"Ein neues Kernkraftwerk, die Idee steht im Raum", schreibt La Libre Belgique. Kaum geisterte diese Meldung durchs Internet, da ging ein Raunen durch Politik und Gesellschaft. "Wie bitte? Jetzt plötzlich sogar neue Atomreaktoren?" Laut La Libre lasse die Regierung diese Option in jedem Fall prüfen.
Schon am Donnerstagabend beeilte sich der MR-Vorsitzende Olivier Chastel, die Meldung in ihren Kontext zu setzen. Es gehe darum, den Energiepakt zu beziffern, sagte Chastel in der RTBF. Deswegen lasse man jetzt diverse Szenarien durchrechnen, darunter auch die Möglichkeit, neue Reaktoren zu bauen. Dies mache man freilich nur, um den definitiven Beweis zu erbringen, dass das eine unrealistische Option ist - unrealistisch, weil unbezahlbar. Eine wirkliche Option sei der Bau neuer Reaktoren aber nicht, macht Chastel klar.
Das war auch noch am Freitagmorgen die Kommunikationslinie. Es sei doch völlig normal, so vorzugehen, sagte die MR-Energieministerin Marie-Christine Marghem. Wir wollen die Kosten vergleichen können und dafür müsse man alle möglichen Optionen eben einmal simulieren.
Zustimmung vom N-VA-Vizepremier Jan Jambon: "Wenn wir wissen wollen, welche Möglichkeiten auf dem Tisch liegen, dann ist es doch vollkommen logisch, dass man eben alles mal durchrechnet. Eben, damit man auf der Grundlage von konkreten Zahlen dann eine Entscheidung treffen kann." Nicht verwunderlich, dass die N-VA diese Position einnimmt: Die Nationalistenpartei hat sich ja gerade erst gegen den Atomausstieg 2025 ausgesprochen. Und offensichtlich entspricht Energieministerin Marghem mit ihrer Simulation eigentlich einer Forderung der N-VA.
Eben diese Marie-Christine Marghem scheint aber - quasi im Fahrwasser ihres Parteichefs Olivier Chastel - schon die Ergebnisse vorwegnehmen zu wollen: Es wäre nicht unlogisch, wenn diese Simulation zu dem Ergebnis kommt, dass die Option, neue Kernkraftwerke zu errichten, unrealistisch sei.
Kakophonie
"Mein Gott, wenn das so ist, warum simulieren wir das denn überhaupt", reagierten dann aber Kritiker, auch innerhalb der Koalition.

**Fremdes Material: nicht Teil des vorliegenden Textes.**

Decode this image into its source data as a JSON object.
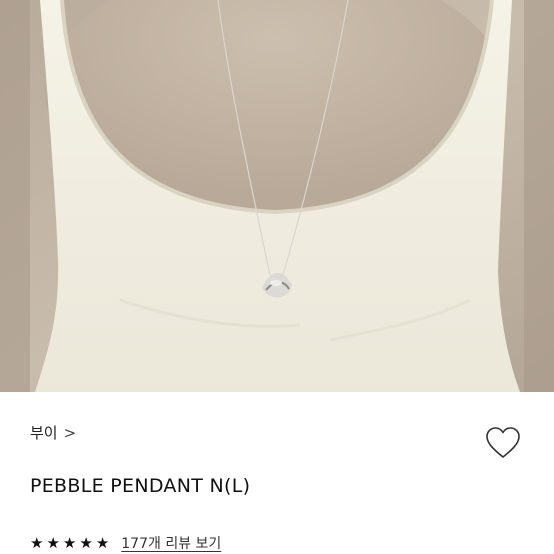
{
  "product": {
    "brand": "부이",
    "brand_chevron": ">",
    "title": "PEBBLE PENDANT N(L)",
    "rating": 5,
    "stars": [
      "★",
      "★",
      "★",
      "★",
      "★"
    ],
    "review_link": "177개 리뷰 보기"
  },
  "icons": {
    "brand_chevron": "chevron-right-icon",
    "wishlist": "heart-outline-icon",
    "star": "star-filled-icon"
  },
  "colors": {
    "top": "#f3f0e4",
    "skin": "#c2b4a4",
    "background": "#ffffff",
    "text": "#111111"
  }
}
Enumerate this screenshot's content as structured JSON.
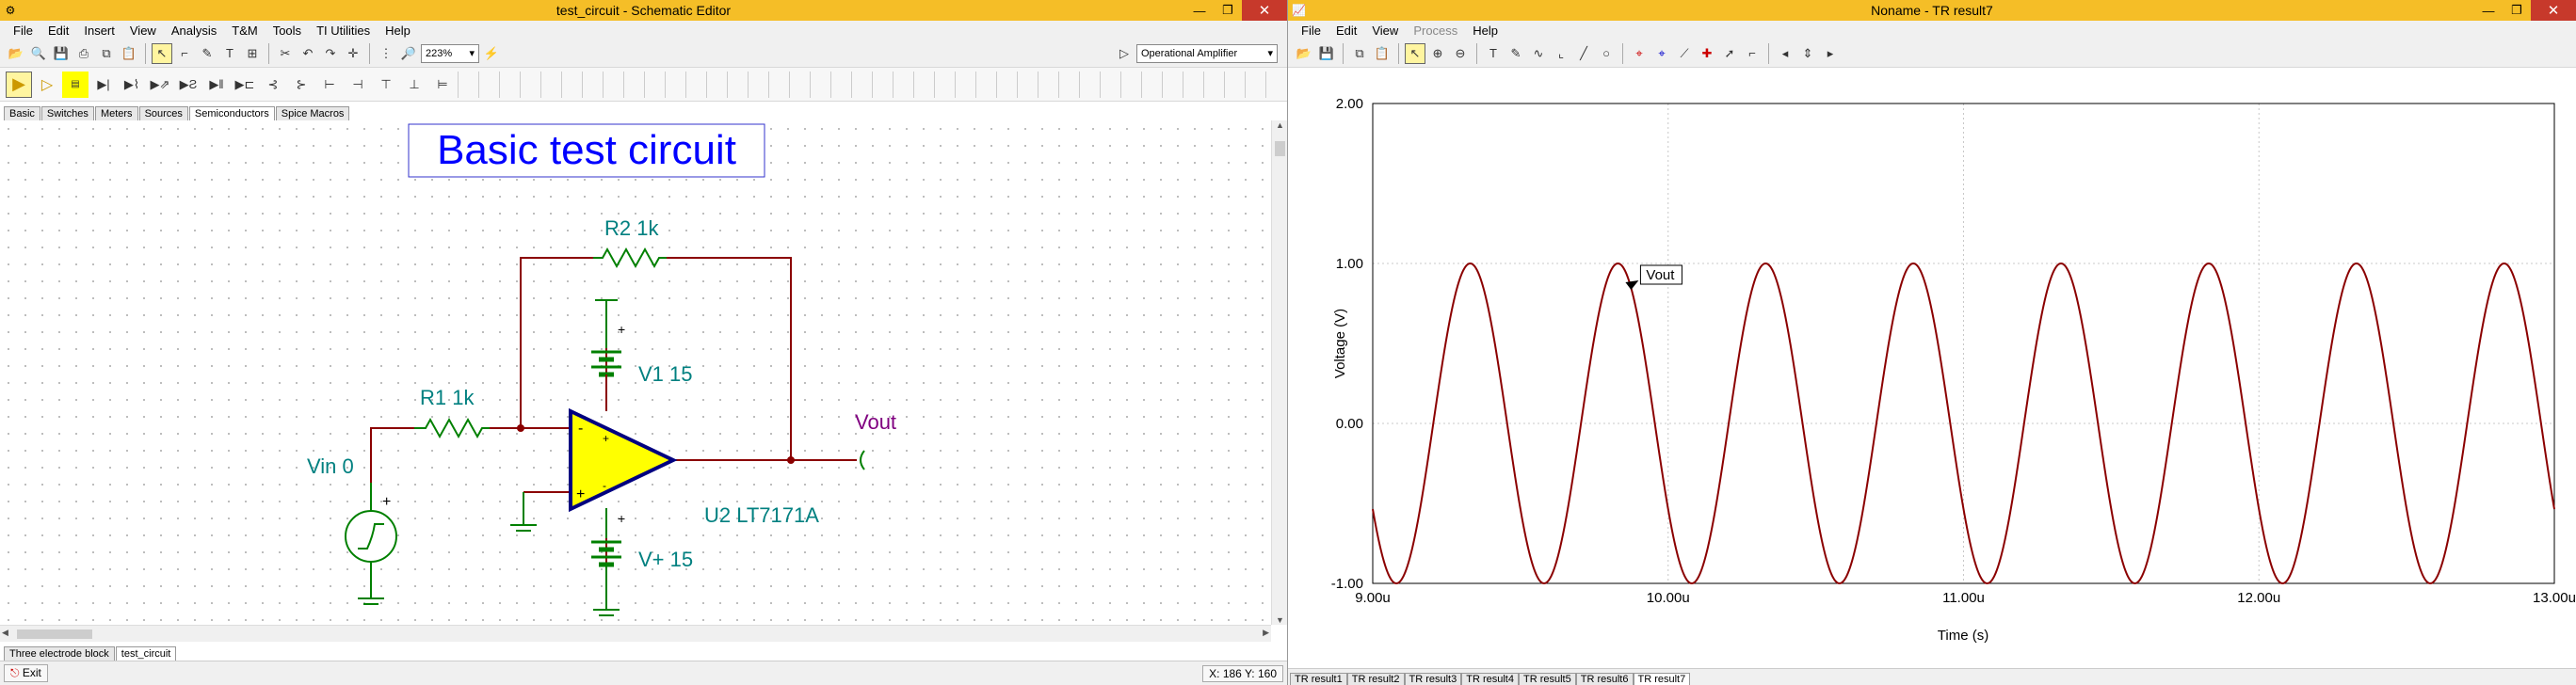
{
  "schematic": {
    "title": "test_circuit - Schematic Editor",
    "menu": [
      "File",
      "Edit",
      "Insert",
      "View",
      "Analysis",
      "T&M",
      "Tools",
      "TI Utilities",
      "Help"
    ],
    "zoom": "223%",
    "component_select": "Operational Amplifier",
    "palette_tabs": [
      "Basic",
      "Switches",
      "Meters",
      "Sources",
      "Semiconductors",
      "Spice Macros"
    ],
    "active_palette_tab": "Semiconductors",
    "doc_tabs": [
      "Three electrode block",
      "test_circuit"
    ],
    "active_doc_tab": "test_circuit",
    "status_exit": "Exit",
    "status_coords": "X: 186 Y: 160",
    "circuit": {
      "title": "Basic test circuit",
      "r2": "R2 1k",
      "r1": "R1 1k",
      "v1": "V1 15",
      "vplus": "V+ 15",
      "vin": "Vin 0",
      "u2": "U2 LT7171A",
      "vout": "Vout",
      "plus": "+",
      "minus": "-"
    },
    "colors": {
      "title_bar": "#f5be27",
      "opamp_fill": "#ffff00",
      "opamp_outline": "#000080",
      "wire": "#8b0000",
      "component": "#008000",
      "label": "#008080",
      "vout": "#800080",
      "title_text": "#0000ff"
    }
  },
  "result": {
    "title": "Noname - TR result7",
    "menu": [
      "File",
      "Edit",
      "View",
      "Process",
      "Help"
    ],
    "disabled_menu": [
      "Process"
    ],
    "result_tabs": [
      "TR result1",
      "TR result2",
      "TR result3",
      "TR result4",
      "TR result5",
      "TR result6",
      "TR result7"
    ],
    "active_result_tab": "TR result7"
  },
  "chart_data": {
    "type": "line",
    "xlabel": "Time (s)",
    "ylabel": "Voltage (V)",
    "xlim": [
      9.0,
      13.0
    ],
    "ylim": [
      -1.0,
      2.0
    ],
    "x_ticks": [
      "9.00u",
      "10.00u",
      "11.00u",
      "12.00u",
      "13.00u"
    ],
    "y_ticks": [
      "2.00",
      "1.00",
      "0.00",
      "-1.00"
    ],
    "grid": true,
    "series": [
      {
        "name": "Vout",
        "color": "#8b0000",
        "peaks_at": [
          9.33,
          9.83,
          10.33,
          10.83,
          11.33,
          11.83,
          12.33,
          12.83
        ],
        "troughs_at": [
          9.08,
          9.58,
          10.08,
          10.58,
          11.08,
          11.58,
          12.08,
          12.58
        ],
        "amplitude": 1.0,
        "period": 0.5
      }
    ],
    "annotation": {
      "label": "Vout",
      "x": 9.83,
      "y": 1.0
    }
  }
}
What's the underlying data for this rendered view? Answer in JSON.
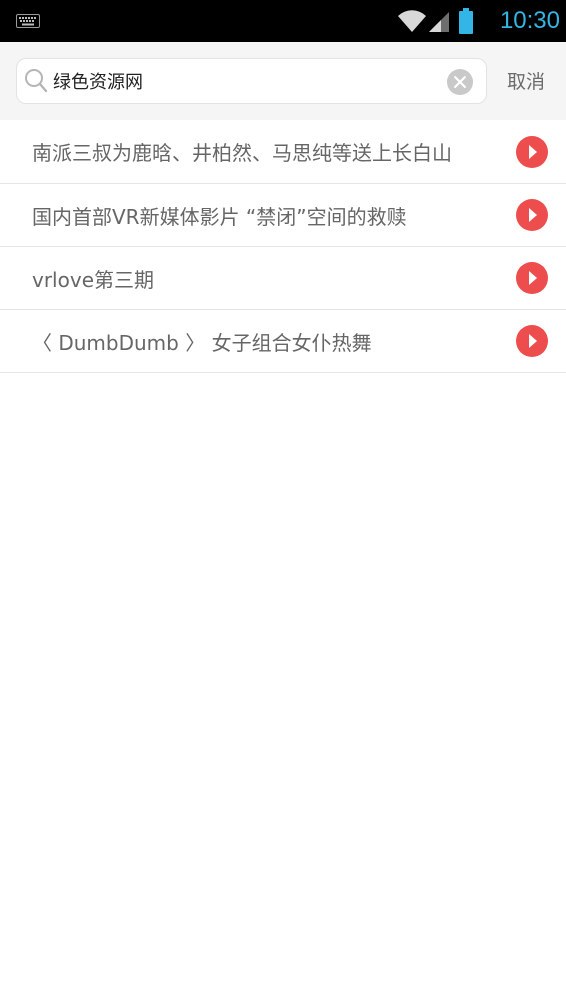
{
  "status_bar": {
    "time": "10:30",
    "icons": [
      "keyboard-icon",
      "wifi-icon",
      "signal-icon",
      "battery-icon"
    ],
    "time_color": "#33b5e5"
  },
  "search": {
    "value": "绿色资源网",
    "icon": "search-icon",
    "clear_icon": "clear-icon",
    "cancel_label": "取消"
  },
  "suggestions": [
    {
      "text": "南派三叔为鹿晗、井柏然、马思纯等送上长白山",
      "icon": "play-icon"
    },
    {
      "text": "国内首部VR新媒体影片 “禁闭”空间的救赎",
      "icon": "play-icon"
    },
    {
      "text": "vrlove第三期",
      "icon": "play-icon"
    },
    {
      "text": "〈 DumbDumb 〉 女子组合女仆热舞",
      "icon": "play-icon"
    }
  ],
  "colors": {
    "accent_play": "#ee4d4d",
    "header_bg": "#f5f5f5",
    "text": "#666666"
  }
}
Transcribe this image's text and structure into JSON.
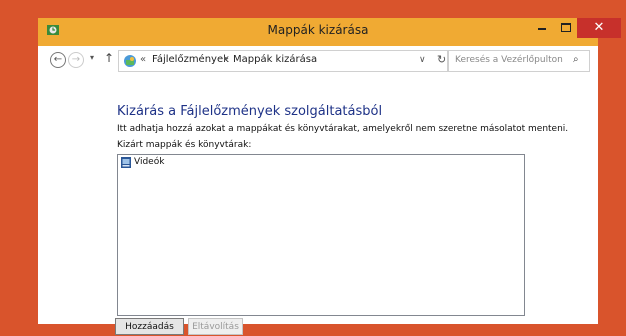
{
  "window": {
    "title": "Mappák kizárása",
    "close_symbol": "✕"
  },
  "nav": {
    "back_symbol": "←",
    "forward_symbol": "→",
    "recent_symbol": "▾",
    "up_symbol": "↑",
    "chevron": "«",
    "breadcrumb": [
      "Fájlelőzmények",
      "Mappák kizárása"
    ],
    "separator": "▸",
    "dropdown_symbol": "∨",
    "refresh_symbol": "↻",
    "search_placeholder": "Keresés a Vezérlőpulton",
    "search_symbol": "⌕"
  },
  "main": {
    "heading": "Kizárás a Fájlelőzmények szolgáltatásból",
    "description": "Itt adhatja hozzá azokat a mappákat és könyvtárakat, amelyekről nem szeretne másolatot menteni.",
    "list_label": "Kizárt mappák és könyvtárak:",
    "items": [
      {
        "label": "Videók",
        "icon": "video-library-icon"
      }
    ],
    "add_button": "Hozzáadás",
    "remove_button": "Eltávolítás"
  },
  "colors": {
    "desktop": "#d9542c",
    "window_frame": "#f0aa33",
    "close": "#c7302b",
    "heading": "#1e3287"
  }
}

Experten seien sich doch einig, dass der Bau neuer Reaktoren mit Abstand die teuerste Alternative ist, sagte etwa der CD&V-Vizepremier Kris Peeters in der VRT. Dann sei doch die Frage erlaubt, warum man dafür jetzt nochmal ein neues Gutachten braucht.
Noch deutlicher wurde der OpenVLD-Vizepremier Alexander De Croo: In diesem Land warte bestimmt niemand auf ein neues Kernkraftwerk. Darüber hinaus habe das Parlament 2015 mit breiter Mehrheit den Ausstieg aus der Atomenergie beschlossen. Darüber hinaus, warnt De Croo: Überall, wo man den Bau neuer Meiler beschlossen hat, haben sich die Kosten am Ende verdoppelt bzw. verdreifacht. Schöne Kakophonie also, die die Koalition da gleich wieder zum Besten gibt...
Grundbedingungen
Premier Charles Michel gab dann gegen Mittag den Salomon: "Nein, wir werden den Bau neuer Kernkraftwerke nicht nochmal simulieren lassen", sagte Michel. Was simuliert wird, das müsse mit drei Grundbedingungen zu vereinbaren sein: Mit dem bisherigen Entwurf des Energiepaktes, mit dem Regierungsabkommen und mit dem Gesetz von 2015. "Das Gesetz von 2015", damit ist der vom Parlament beschlossene Atomausstieg gemeint. Also: Michel gibt quasi die Order aus, dass der Beschluss weiterhin steht.
Charles Michel hat also entschieden - nur: Hat er damit nicht die eigene Energieministerin zurückgepfiffen? "Wie kommen Sie denn darauf?", antwortete Marie-Christine Marghem aber in der VRT. Es sei immer ihre Absicht gewesen, den Atomausstieg anzustreben und die Reaktoren durch Gaskraftwerke zu ersetzen.
Zurückrudern oder nicht - diese Gaskraftwerke, die müssen allerdings immer noch erst gebaut werden. Und viele Experten warnen: Die Wahrscheinlichkeit, dass es 2025 ausreichend Alternativen gibt, die ist - sagen wir mal - "im atomaren Bereich".